Of these, interacting with L1 has historically been far more costly. The main costs associated with L1 are:
- Verifying 'proofs', the cryptographic functions that confirm the validity of the state changes being recorded on L1.
- Posting data about L2 transactions in 'blobs', although this costs far less than the method it replaced.
Since the process of publishing data and verifying zk proofs on Ethereum mainnet is an indispensable and vital feature of Linea, we can consider the Linea gas price to cover two dimensions: the L2 execution and storage resources on Linea, and the L1 cost of guaranteeing the computational integrity of each Linea batch.
Minimizing gas fees​
Since the network's inception, offering cheap, accessible transaction costs has been a core objective for Linea.
Iterative changes have gradually driven these costs down; for example, the Alpha v2 upgrade in February 2024 introduced an improved data compression algorithm that dramatically reduced L1 computational costs by enabling more transactions to be included in each batch submitted to L1.
Linea's Alpha v3 upgrade builds on this progress by implementing EIP-4844, or "proto-danksharding".
EIP-4844: Proto-danksharding​
EIP-4844 arrived on Ethereum Mainnet on March 13, 2024, enabling Ethereum L2s to start using a
new transaction type that transports L2 transaction and messaging data to L1 in "blobs". Blobs
are a considerably more cost-efficient alternative to the existing method of posting L2
transaction and messaging data to L1, which involved sending calldata
embedded in a transaction.
With Linea Alpha v3, L2 transaction data is added to blobs appended to special blob-carrying transactions — the new transaction type mentioned previously.
The savings generated by using blobs rather than calldata
mainly derive from avoiding the highly
competitive L1 gas fee market altogether.
Since transactions containing calldata
have to compete with regular L1 transactions for
L1 block space, the L2s sending the data are vulnerable to L1 network congestion and the fee
spikes it generates. Before the transition to using blobs, L1 data availability—i.e. the cost
of posting data to L1 in calldata
—made up more than 95% of the gas costs on Linea.
Conversely, blobs have their own fee market, completely separate to the regular gas fee market on L1. As a result, L2s like Linea now have an alternative to paying regular gas fees, and can instead compete for blob space.
Due to having an entirely new market designed for L2 data availability, the cost of using blobs
will be a fraction of the cost of using calldata
.
Data compression​
Data compression significantly reduces the cost of posting L2 transaction and messaging data
to L1. With Alpha v2, compression was applied to calldata
; with Alpha v3, it's applied to blobs.
Linea's existing data compression mechanisms were upgraded in Alpha v2, in February 2024.

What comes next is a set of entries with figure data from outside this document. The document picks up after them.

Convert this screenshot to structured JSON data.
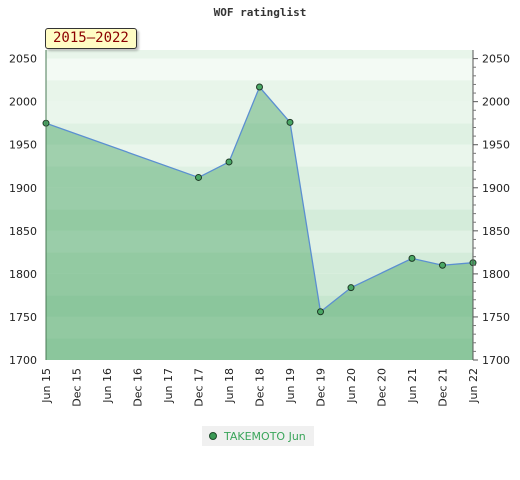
{
  "chart_data": {
    "type": "area",
    "title": "WOF ratinglist",
    "period_label": "2015–2022",
    "x_tick_labels": [
      "Jun 15",
      "Dec 15",
      "Jun 16",
      "Dec 16",
      "Jun 17",
      "Dec 17",
      "Jun 18",
      "Dec 18",
      "Jun 19",
      "Dec 19",
      "Jun 20",
      "Dec 20",
      "Jun 21",
      "Dec 21",
      "Jun 22"
    ],
    "y_ticks": [
      1700,
      1750,
      1800,
      1850,
      1900,
      1950,
      2000,
      2050
    ],
    "ylim": [
      1700,
      2060
    ],
    "series": [
      {
        "name": "TAKEMOTO Jun",
        "color": "#3a9a55",
        "points": [
          {
            "x": "Jun 15",
            "y": 1975
          },
          {
            "x": "Dec 17",
            "y": 1912
          },
          {
            "x": "Jun 18",
            "y": 1930
          },
          {
            "x": "Dec 18",
            "y": 2017
          },
          {
            "x": "Jun 19",
            "y": 1976
          },
          {
            "x": "Dec 19",
            "y": 1756
          },
          {
            "x": "Jun 20",
            "y": 1784
          },
          {
            "x": "Jun 21",
            "y": 1818
          },
          {
            "x": "Dec 21",
            "y": 1810
          },
          {
            "x": "Jun 22",
            "y": 1813
          }
        ]
      }
    ],
    "legend_position": "bottom-center",
    "grid": true
  }
}
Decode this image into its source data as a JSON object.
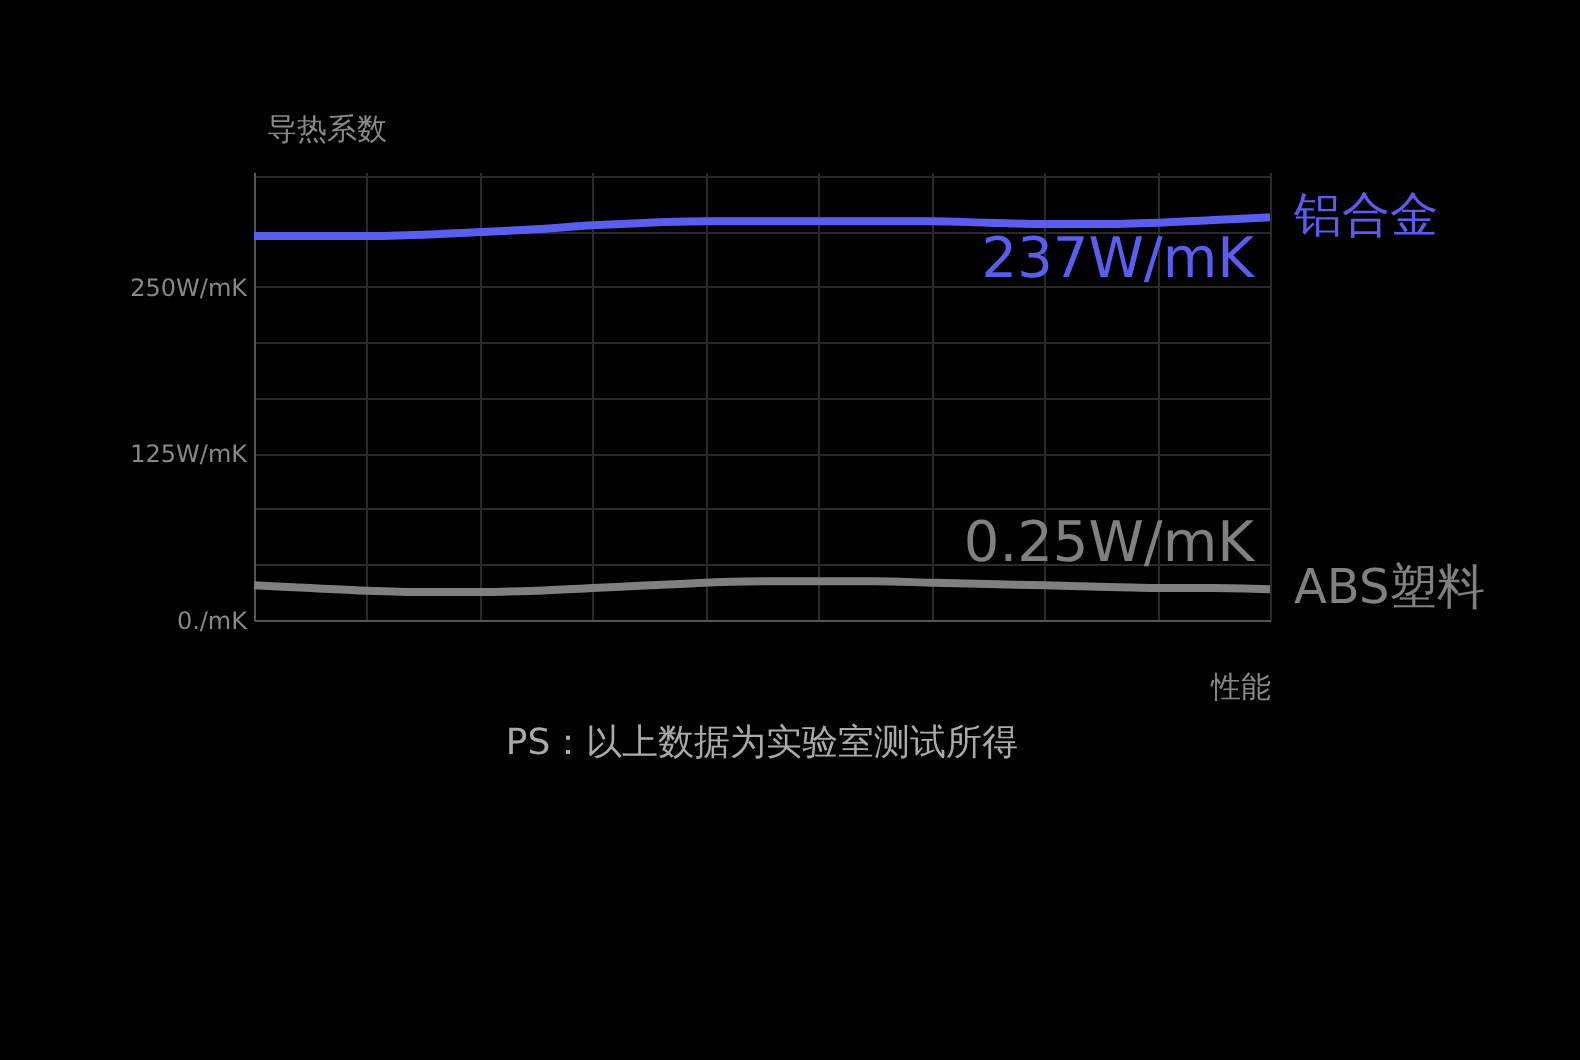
{
  "chart_data": {
    "type": "line",
    "ylabel": "导热系数",
    "xlabel": "性能",
    "categories": [
      null,
      null,
      null,
      null,
      null,
      null,
      null,
      null,
      null,
      null,
      null,
      null,
      null,
      null,
      null,
      null,
      null,
      null,
      null
    ],
    "series": [
      {
        "name": "铝合金",
        "color": "#5b5cf0",
        "values": [
          288,
          288,
          288,
          289,
          291,
          293,
          296,
          298,
          299,
          299,
          299,
          299,
          299,
          298,
          297,
          297,
          298,
          300,
          302
        ]
      },
      {
        "name": "ABS塑料",
        "color": "#808080",
        "values": [
          26,
          24,
          22,
          21,
          21,
          22,
          24,
          26,
          28,
          29,
          29,
          29,
          28,
          27,
          26,
          25,
          24,
          24,
          23
        ]
      }
    ],
    "ylim": [
      0,
      336
    ],
    "yticks": [
      {
        "value": 0,
        "label": "0./mK"
      },
      {
        "value": 41.67,
        "label": null
      },
      {
        "value": 83.33,
        "label": null
      },
      {
        "value": 125,
        "label": "125W/mK"
      },
      {
        "value": 166.67,
        "label": null
      },
      {
        "value": 208.33,
        "label": null
      },
      {
        "value": 250,
        "label": "250W/mK"
      },
      {
        "value": 291.67,
        "label": null
      },
      {
        "value": 333.33,
        "label": null
      }
    ],
    "grid": true,
    "marker": "none",
    "line_style": "solid",
    "annotations": [
      "237W/mK",
      "0.25W/mK",
      "PS：以上数据为实验室测试所得"
    ]
  }
}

The system leverages the Linea prover's ability to operate with a compressed input, meaning it
can decompress calldata
or blob data to validate L2 state transitions. The data passed to the
L1 smart contract can therefore be considerably smaller, driving down the sum cost of transactions
in each block.
As of Alpha v3, the same data compression system is used on blob data instead.

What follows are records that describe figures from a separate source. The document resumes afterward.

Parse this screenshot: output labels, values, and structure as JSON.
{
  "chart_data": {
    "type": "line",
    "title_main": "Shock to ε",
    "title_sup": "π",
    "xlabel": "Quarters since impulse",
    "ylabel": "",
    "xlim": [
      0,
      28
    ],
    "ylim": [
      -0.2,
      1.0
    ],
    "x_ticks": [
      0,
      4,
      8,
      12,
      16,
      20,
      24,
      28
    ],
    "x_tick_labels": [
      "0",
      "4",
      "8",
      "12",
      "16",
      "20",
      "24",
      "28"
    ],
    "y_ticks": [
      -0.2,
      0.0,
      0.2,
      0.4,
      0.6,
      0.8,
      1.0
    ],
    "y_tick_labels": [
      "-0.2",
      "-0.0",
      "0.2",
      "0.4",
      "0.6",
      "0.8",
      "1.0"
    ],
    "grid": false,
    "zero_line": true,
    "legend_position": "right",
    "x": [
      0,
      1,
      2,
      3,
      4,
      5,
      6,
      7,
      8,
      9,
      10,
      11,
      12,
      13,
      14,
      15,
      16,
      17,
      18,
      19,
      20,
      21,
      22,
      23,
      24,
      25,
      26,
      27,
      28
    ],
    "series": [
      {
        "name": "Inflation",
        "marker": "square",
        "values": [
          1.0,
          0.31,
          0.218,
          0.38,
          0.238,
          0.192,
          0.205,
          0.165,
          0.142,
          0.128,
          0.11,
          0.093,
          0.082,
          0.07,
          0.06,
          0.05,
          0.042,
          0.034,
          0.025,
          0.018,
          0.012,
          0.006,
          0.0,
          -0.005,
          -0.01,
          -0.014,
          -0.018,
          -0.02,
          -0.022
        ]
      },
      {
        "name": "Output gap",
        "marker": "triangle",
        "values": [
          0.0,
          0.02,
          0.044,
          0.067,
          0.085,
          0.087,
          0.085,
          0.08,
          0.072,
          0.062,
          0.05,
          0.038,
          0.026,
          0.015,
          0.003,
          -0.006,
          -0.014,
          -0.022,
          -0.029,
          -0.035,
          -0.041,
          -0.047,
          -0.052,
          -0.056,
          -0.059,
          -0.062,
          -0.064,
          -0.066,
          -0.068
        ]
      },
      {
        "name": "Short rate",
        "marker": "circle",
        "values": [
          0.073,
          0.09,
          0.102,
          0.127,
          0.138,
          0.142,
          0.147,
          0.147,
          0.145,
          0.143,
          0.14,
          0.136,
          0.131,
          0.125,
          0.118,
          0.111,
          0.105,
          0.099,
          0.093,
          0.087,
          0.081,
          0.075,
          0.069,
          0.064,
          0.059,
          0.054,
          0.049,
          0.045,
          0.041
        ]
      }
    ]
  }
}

The data compression algorithm is completely lossless, and can achieve compression ratios of up to 15:1 (where the data is 15 times smaller than its uncompressed state). This affords Linea the ability to submit data about far more transactions in each batch: before Alpha v2, Linea averaged ~150 transactions per batch; afterwards, it averages ~1,500.

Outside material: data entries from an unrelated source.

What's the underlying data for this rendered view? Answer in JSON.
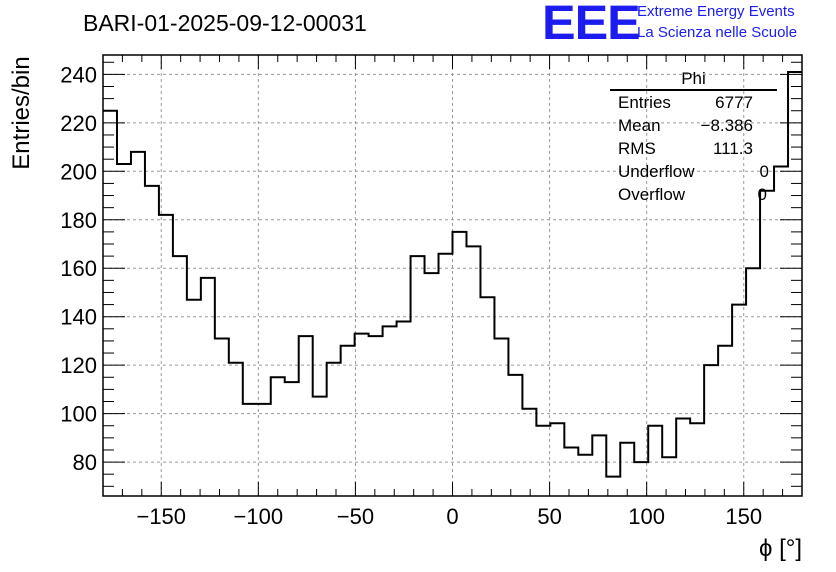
{
  "title": "BARI-01-2025-09-12-00031",
  "logo": {
    "text": "EEE",
    "line1": "Extreme Energy Events",
    "line2": "La Scienza nelle Scuole",
    "color": "#1c1cf0"
  },
  "stats": {
    "name": "Phi",
    "rows": [
      {
        "label": "Entries",
        "value": "6777"
      },
      {
        "label": "Mean",
        "value": "−8.386"
      },
      {
        "label": "RMS",
        "value": "111.3"
      },
      {
        "label": "Underflow",
        "value": "0"
      },
      {
        "label": "Overflow",
        "value": "0"
      }
    ]
  },
  "chart_data": {
    "type": "histogram-step",
    "xlabel": "ϕ [°]",
    "ylabel": "Entries/bin",
    "xlim": [
      -180,
      180
    ],
    "ylim": [
      66,
      248
    ],
    "bin_width": 7.2,
    "x_ticks": [
      -150,
      -100,
      -50,
      0,
      50,
      100,
      150
    ],
    "x_tick_labels": [
      "−150",
      "−100",
      "−50",
      "0",
      "50",
      "100",
      "150"
    ],
    "y_ticks": [
      80,
      100,
      120,
      140,
      160,
      180,
      200,
      220,
      240
    ],
    "y_tick_labels": [
      "80",
      "100",
      "120",
      "140",
      "160",
      "180",
      "200",
      "220",
      "240"
    ],
    "grid": true,
    "line_color": "#000000",
    "values": [
      225,
      203,
      208,
      194,
      182,
      165,
      147,
      156,
      131,
      121,
      104,
      104,
      115,
      113,
      132,
      107,
      121,
      128,
      133,
      132,
      136,
      138,
      165,
      158,
      166,
      175,
      169,
      148,
      131,
      116,
      102,
      95,
      96,
      86,
      83,
      91,
      74,
      88,
      80,
      95,
      82,
      98,
      96,
      120,
      128,
      145,
      160,
      192,
      202,
      241
    ]
  }
}
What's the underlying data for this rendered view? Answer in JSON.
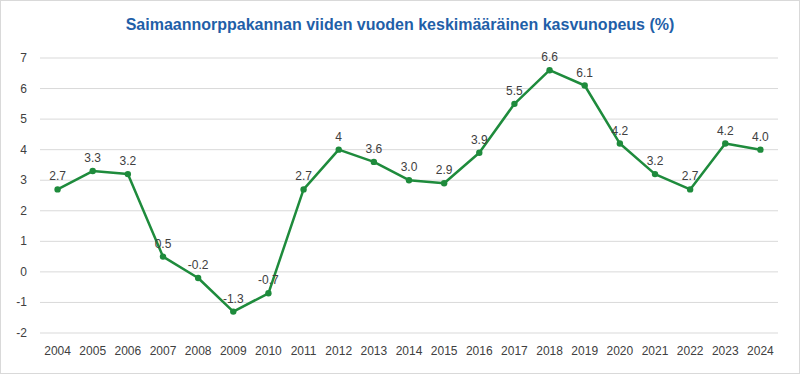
{
  "chart_data": {
    "type": "line",
    "title": "Saimaannorppakannan viiden vuoden keskimääräinen kasvunopeus (%)",
    "categories": [
      "2004",
      "2005",
      "2006",
      "2007",
      "2008",
      "2009",
      "2010",
      "2011",
      "2012",
      "2013",
      "2014",
      "2015",
      "2016",
      "2017",
      "2018",
      "2019",
      "2020",
      "2021",
      "2022",
      "2023",
      "2024"
    ],
    "values": [
      2.7,
      3.3,
      3.2,
      0.5,
      -0.2,
      -1.3,
      -0.7,
      2.7,
      4,
      3.6,
      3.0,
      2.9,
      3.9,
      5.5,
      6.6,
      6.1,
      4.2,
      3.2,
      2.7,
      4.2,
      4.0
    ],
    "value_labels": [
      "2.7",
      "3.3",
      "3.2",
      "0.5",
      "-0.2",
      "-1.3",
      "-0.7",
      "2.7",
      "4",
      "3.6",
      "3.0",
      "2.9",
      "3.9",
      "5.5",
      "6.6",
      "6.1",
      "4.2",
      "3.2",
      "2.7",
      "4.2",
      "4.0"
    ],
    "color": "#1e8b3c",
    "marker": "circle",
    "line_style": "solid",
    "ylim": [
      -2,
      7
    ],
    "yticks": [
      -2,
      -1,
      0,
      1,
      2,
      3,
      4,
      5,
      6,
      7
    ],
    "grid": true,
    "data_labels": true
  }
}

As a result, significantly more transactions can be processed for the same computational cost on L1. The combination of blobs and data compression further amplifies the gas fee savings that are passed on to Linea users.
Proof aggregation​
Generating a zkSNARK proof on L1 is an essential step for finalizing transactions, as a verified proof demonstrates the integrity and validity of the submitted transactions.
Previously, Linea generated one proof per batch of transactions. After Alpha v2, Linea began to recursively aggregate multiple proofs into one.
The verification process on L1 costs ~400,000 gas — a cost that previously had to be covered for every batch. This gas cost is the same, however, for verifying a single batch of conflated batches (as Linea did in Alpha v1) as it is for verifying an aggregated proof representing multiple batches (as in Alpha v2). A proof that aggregates N proofs is N times cheaper, as the cost remains consistent.
With Alpha v2 upgrades, Linea now averages ~30 batches per final proof, making the process 1/30th as costly as it was in Alpha v1.